CINEMA DE VANGUARDA
Enquanto a ditadura militar aprontava as primeiras "tomadas" do que se transformaria num longo filme de terror, o tal de cinema nacional tomava de assalto as bilheterias de quase todas as salas de exibição. Perseguindo o enorme sucesso que as extintas "chanchadas" da Atlântida conquistaram, as novas peliculas em cores de meados dos anos 70 primavam por muita correria, a pé ou em carros, alguma sacanagem quase explícita e diálogos quilométricos recheados de palavrões e têrmos cabeludos. Mas levavam público às salas, gente ávida por extravasar seus medos e uma libido super-reprimida fazendo muita algazarra, xingando uns aos outros e, vez ou outra, vaiando atores e estrelas que brilhavam na parede iluminada.
Florisvaldo era um desses assíduos frequentadores das poeirentas poltronas do Cine Jóia, descolorido prédio do mais modesto dos bairros da zona sul carioca, jovem complexado com seu próprio nome, insatisfeito com o mísero salário que findava antes do dia 15 ecom quase tudo o mais na vida. Sentado na sala escura, a mastigar nervosamente um saco de pipoca da sessão anterior, analisava preocupado seu investimento do momento.

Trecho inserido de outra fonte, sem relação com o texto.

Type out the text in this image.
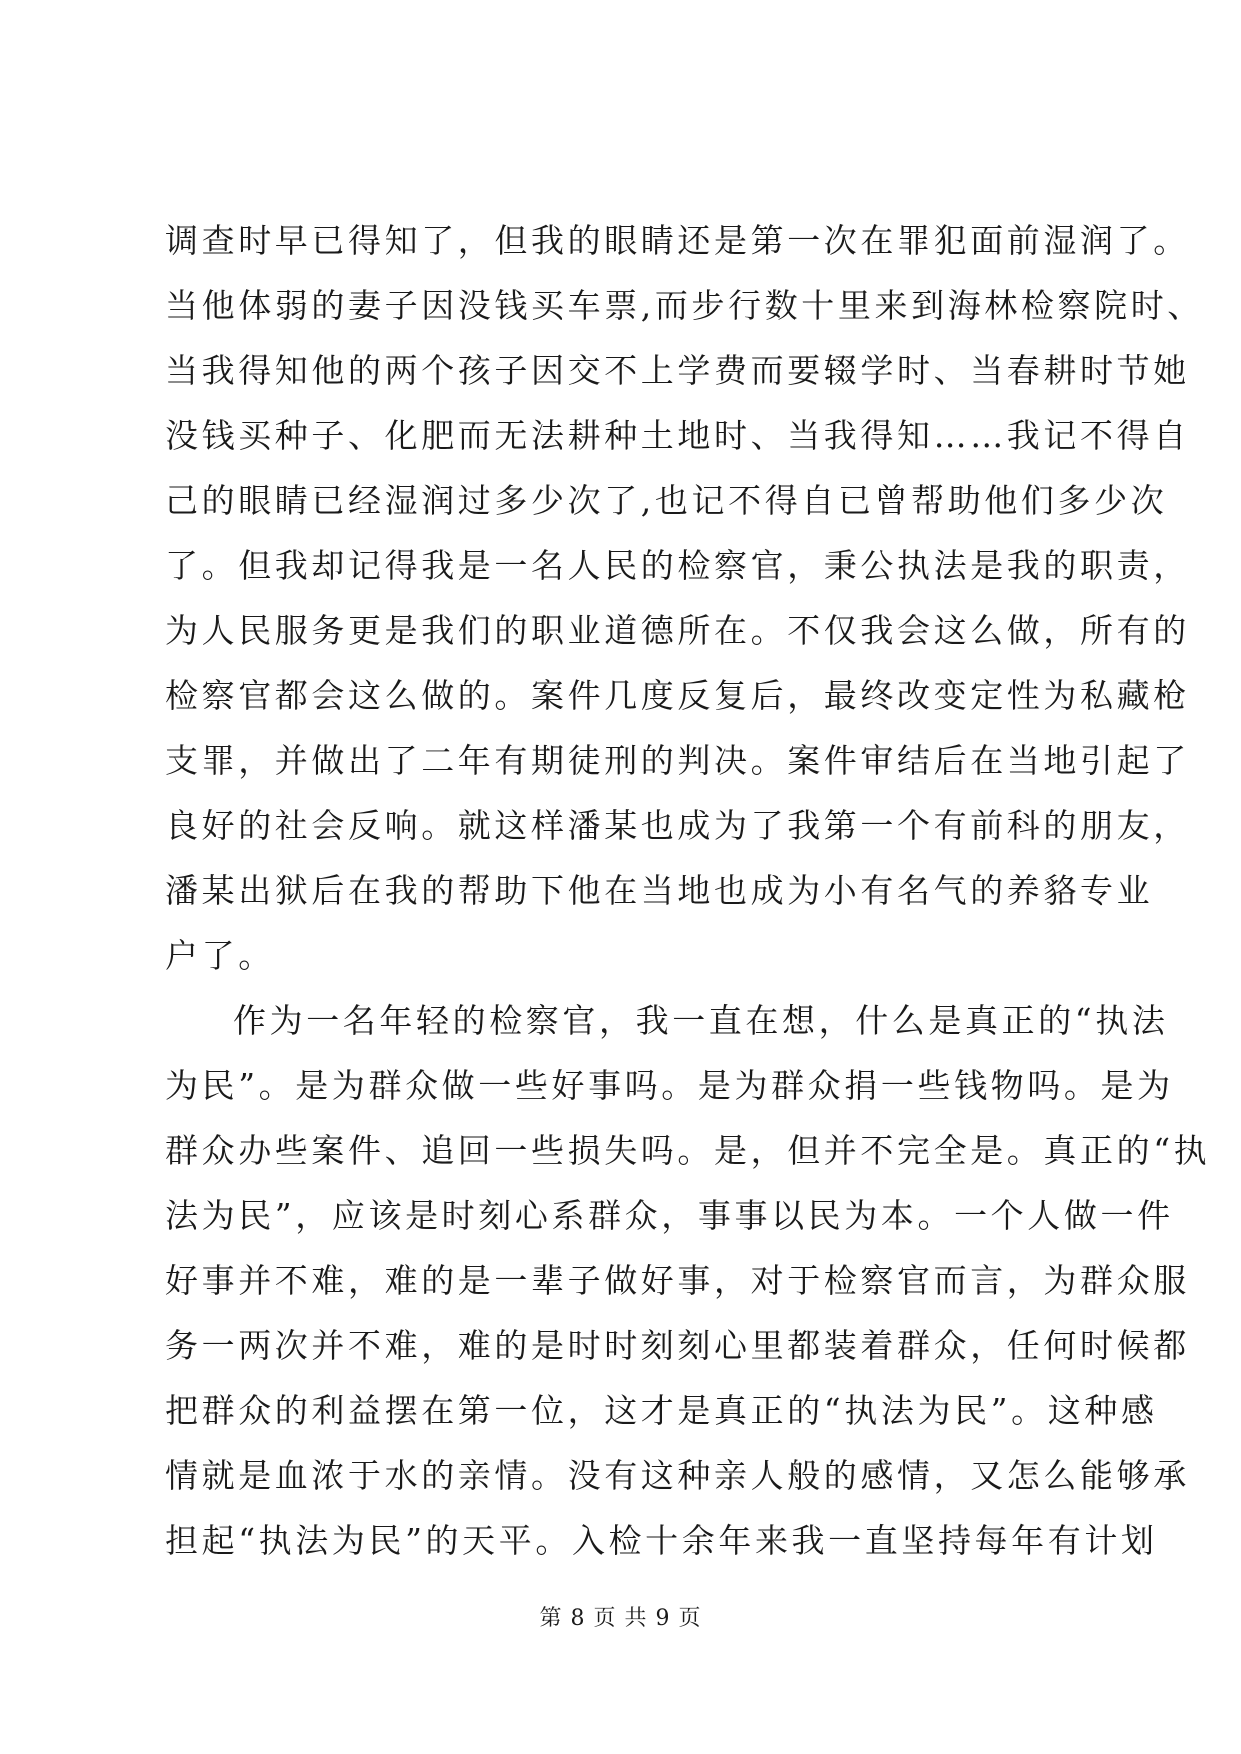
调查时早已得知了，但我的眼睛还是第一次在罪犯面前湿润了。
当他体弱的妻子因没钱买车票,而步行数十里来到海林检察院时、
当我得知他的两个孩子因交不上学费而要辍学时、当春耕时节她
没钱买种子、化肥而无法耕种土地时、当我得知……我记不得自
己的眼睛已经湿润过多少次了,也记不得自已曾帮助他们多少次
了。但我却记得我是一名人民的检察官，秉公执法是我的职责，
为人民服务更是我们的职业道德所在。不仅我会这么做，所有的
检察官都会这么做的。案件几度反复后，最终改变定性为私藏枪
支罪，并做出了二年有期徒刑的判决。案件审结后在当地引起了
良好的社会反响。就这样潘某也成为了我第一个有前科的朋友，
潘某出狱后在我的帮助下他在当地也成为小有名气的养貉专业
户了。
作为一名年轻的检察官，我一直在想，什么是真正的“执法
为民”。是为群众做一些好事吗。是为群众捐一些钱物吗。是为
群众办些案件、追回一些损失吗。是，但并不完全是。真正的“执
法为民”，应该是时刻心系群众，事事以民为本。一个人做一件
好事并不难，难的是一辈子做好事，对于检察官而言，为群众服
务一两次并不难，难的是时时刻刻心里都装着群众，任何时候都
把群众的利益摆在第一位，这才是真正的“执法为民”。这种感
情就是血浓于水的亲情。没有这种亲人般的感情，又怎么能够承
担起“执法为民”的天平。入检十余年来我一直坚持每年有计划
第 8 页 共 9 页
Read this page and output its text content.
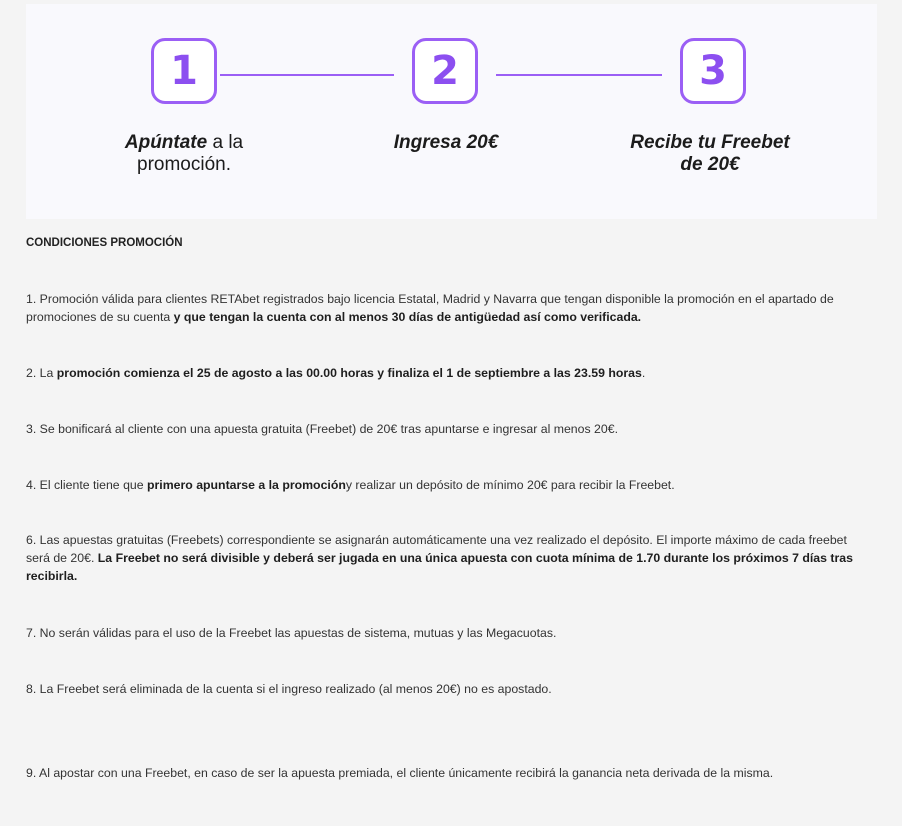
1	2	3
Apúntate a la
promoción.
Ingresa 20€	Recibe tu Freebet
de 20€
CONDICIONES PROMOCIÓN
1. Promoción válida para clientes RETAbet registrados bajo licencia Estatal, Madrid y Navarra que tengan disponible la promoción en el apartado de promociones de su cuenta y que tengan la cuenta con al menos 30 días de antigüedad así como verificada.
2. La promoción comienza el 25 de agosto a las 00.00 horas y finaliza el 1 de septiembre a las 23.59 horas.
3. Se bonificará al cliente con una apuesta gratuita (Freebet) de 20€ tras apuntarse e ingresar al menos 20€.
4. El cliente tiene que primero apuntarse a la promocióny realizar un depósito de mínimo 20€ para recibir la Freebet.
6. Las apuestas gratuitas (Freebets) correspondiente se asignarán automáticamente una vez realizado el depósito. El importe máximo de cada freebet será de 20€. La Freebet no será divisible y deberá ser jugada en una única apuesta con cuota mínima de 1.70 durante los próximos 7 días tras recibirla.
7. No serán válidas para el uso de la Freebet las apuestas de sistema, mutuas y las Megacuotas.
8. La Freebet será eliminada de la cuenta si el ingreso realizado (al menos 20€) no es apostado.
9. Al apostar con una Freebet, en caso de ser la apuesta premiada, el cliente únicamente recibirá la ganancia neta derivada de la misma.
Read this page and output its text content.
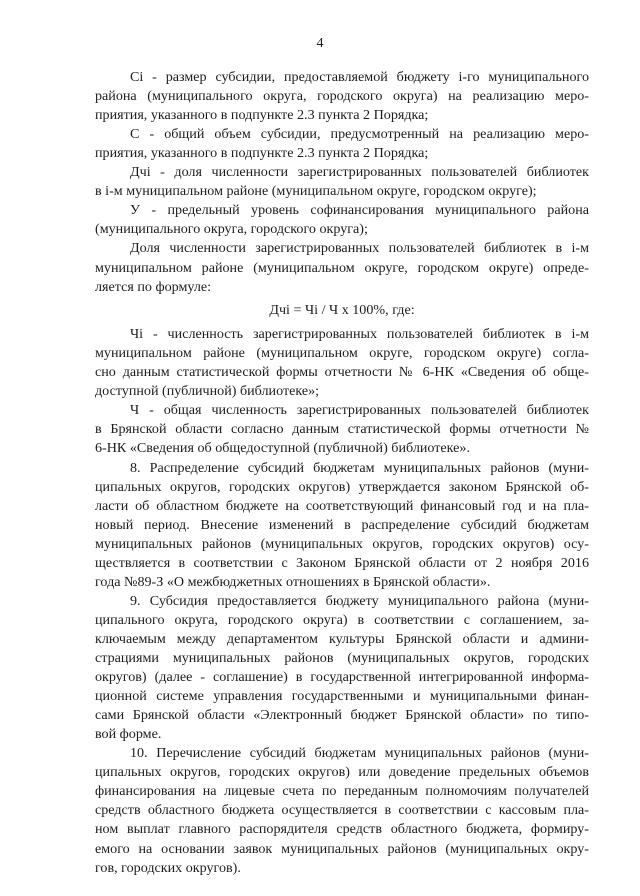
4
Сі - размер субсидии, предоставляемой бюджету і-го муниципального
района (муниципального округа, городского округа) на реализацию меро-
приятия, указанного в подпункте 2.3 пункта 2 Порядка;
С - общий объем субсидии, предусмотренный на реализацию меро-
приятия, указанного в подпункте 2.3 пункта 2 Порядка;
Дчі - доля численности зарегистрированных пользователей библиотек
в і-м муниципальном районе (муниципальном округе, городском округе);
У - предельный уровень софинансирования муниципального района
(муниципального округа, городского округа);
Доля численности зарегистрированных пользователей библиотек в і-м
муниципальном районе (муниципальном округе, городском округе) опреде-
ляется по формуле:
Дчі = Чі / Ч х 100%, где:
Чі - численность зарегистрированных пользователей библиотек в і-м
муниципальном районе (муниципальном округе, городском округе) согла-
сно данным статистической формы отчетности № 6-НК «Сведения об обще-
доступной (публичной) библиотеке»;
Ч - общая численность зарегистрированных пользователей библиотек
в Брянской области согласно данным статистической формы отчетности №
6-НК «Сведения об общедоступной (публичной) библиотеке».
8. Распределение субсидий бюджетам муниципальных районов (муни-
ципальных округов, городских округов) утверждается законом Брянской об-
ласти об областном бюджете на соответствующий финансовый год и на пла-
новый период. Внесение изменений в распределение субсидий бюджетам
муниципальных районов (муниципальных округов, городских округов) осу-
ществляется в соответствии с Законом Брянской области от 2 ноября 2016
года №89-З «О межбюджетных отношениях в Брянской области».
9. Субсидия предоставляется бюджету муниципального района (муни-
ципального округа, городского округа) в соответствии с соглашением, за-
ключаемым между департаментом культуры Брянской области и админи-
страциями муниципальных районов (муниципальных округов, городских
округов) (далее - соглашение) в государственной интегрированной информа-
ционной системе управления государственными и муниципальными финан-
сами Брянской области «Электронный бюджет Брянской области» по типо-
вой форме.
10. Перечисление субсидий бюджетам муниципальных районов (муни-
ципальных округов, городских округов) или доведение предельных объемов
финансирования на лицевые счета по переданным полномочиям получателей
средств областного бюджета осуществляется в соответствии с кассовым пла-
ном выплат главного распорядителя средств областного бюджета, формиру-
емого на основании заявок муниципальных районов (муниципальных окру-
гов, городских округов).
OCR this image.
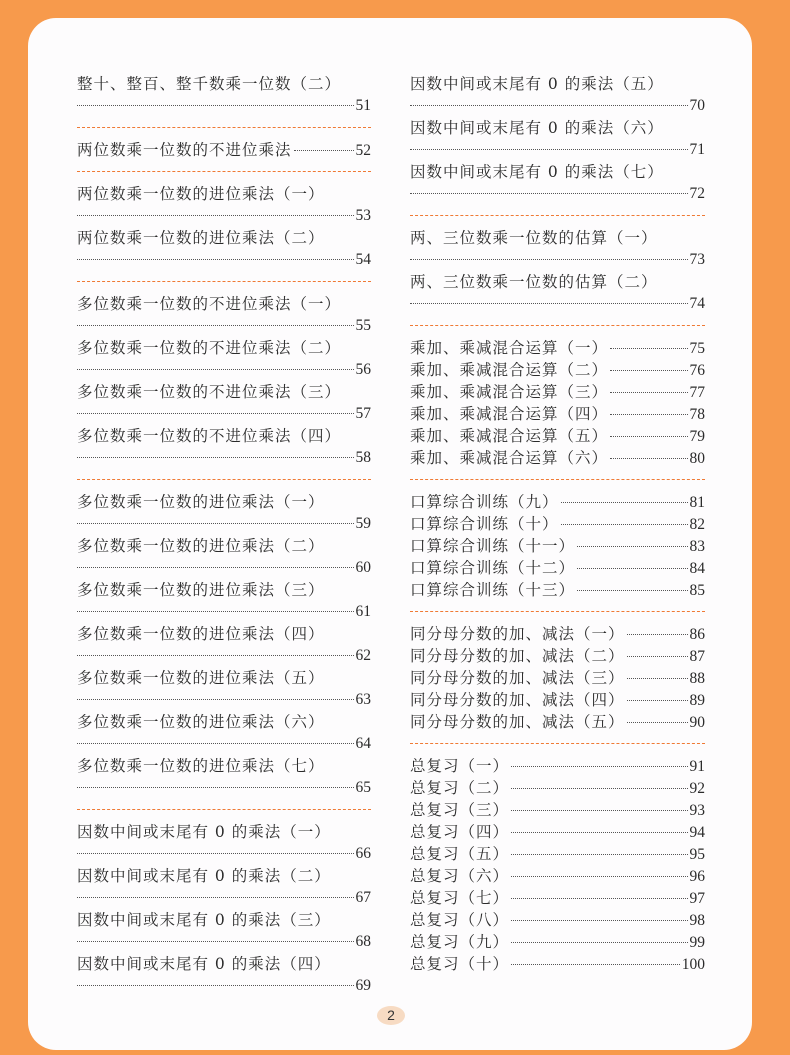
整十、整百、整千数乘一位数（二）
51
两位数乘一位数的不进位乘法	52
两位数乘一位数的进位乘法（一）
53
两位数乘一位数的进位乘法（二）
54
多位数乘一位数的不进位乘法（一）
55
多位数乘一位数的不进位乘法（二）
56
多位数乘一位数的不进位乘法（三）
57
多位数乘一位数的不进位乘法（四）
58
多位数乘一位数的进位乘法（一）
59
多位数乘一位数的进位乘法（二）
60
多位数乘一位数的进位乘法（三）
61
多位数乘一位数的进位乘法（四）
62
多位数乘一位数的进位乘法（五）
63
多位数乘一位数的进位乘法（六）
64
多位数乘一位数的进位乘法（七）
65
因数中间或末尾有 0 的乘法（一）
66
因数中间或末尾有 0 的乘法（二）
67
因数中间或末尾有 0 的乘法（三）
68
因数中间或末尾有 0 的乘法（四）
69
因数中间或末尾有 0 的乘法（五）
70
因数中间或末尾有 0 的乘法（六）
71
因数中间或末尾有 0 的乘法（七）
72
两、三位数乘一位数的估算（一）
73
两、三位数乘一位数的估算（二）
74
乘加、乘减混合运算（一）	75
乘加、乘减混合运算（二）	76
乘加、乘减混合运算（三）	77
乘加、乘减混合运算（四）	78
乘加、乘减混合运算（五）	79
乘加、乘减混合运算（六）	80
口算综合训练（九）	81
口算综合训练（十）	82
口算综合训练（十一）	83
口算综合训练（十二）	84
口算综合训练（十三）	85
同分母分数的加、减法（一）	86
同分母分数的加、减法（二）	87
同分母分数的加、减法（三）	88
同分母分数的加、减法（四）	89
同分母分数的加、减法（五）	90
总复习（一）	91
总复习（二）	92
总复习（三）	93
总复习（四）	94
总复习（五）	95
总复习（六）	96
总复习（七）	97
总复习（八）	98
总复习（九）	99
总复习（十）	100
2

Recusara a diversão garantida dos filmes americanos de sacanagem pura, de sexo profundo e escandaloso, apenas para valorizar a produção nacional. Não gostaria de passar pelo vexame de um domingo anterior quando, ao exigir na gerência seu dinheiro de volta em meio à projeção, quase apanha do "lanterninha" e de uns desocupados que usavam o cinema para dormir ou mesmo transar.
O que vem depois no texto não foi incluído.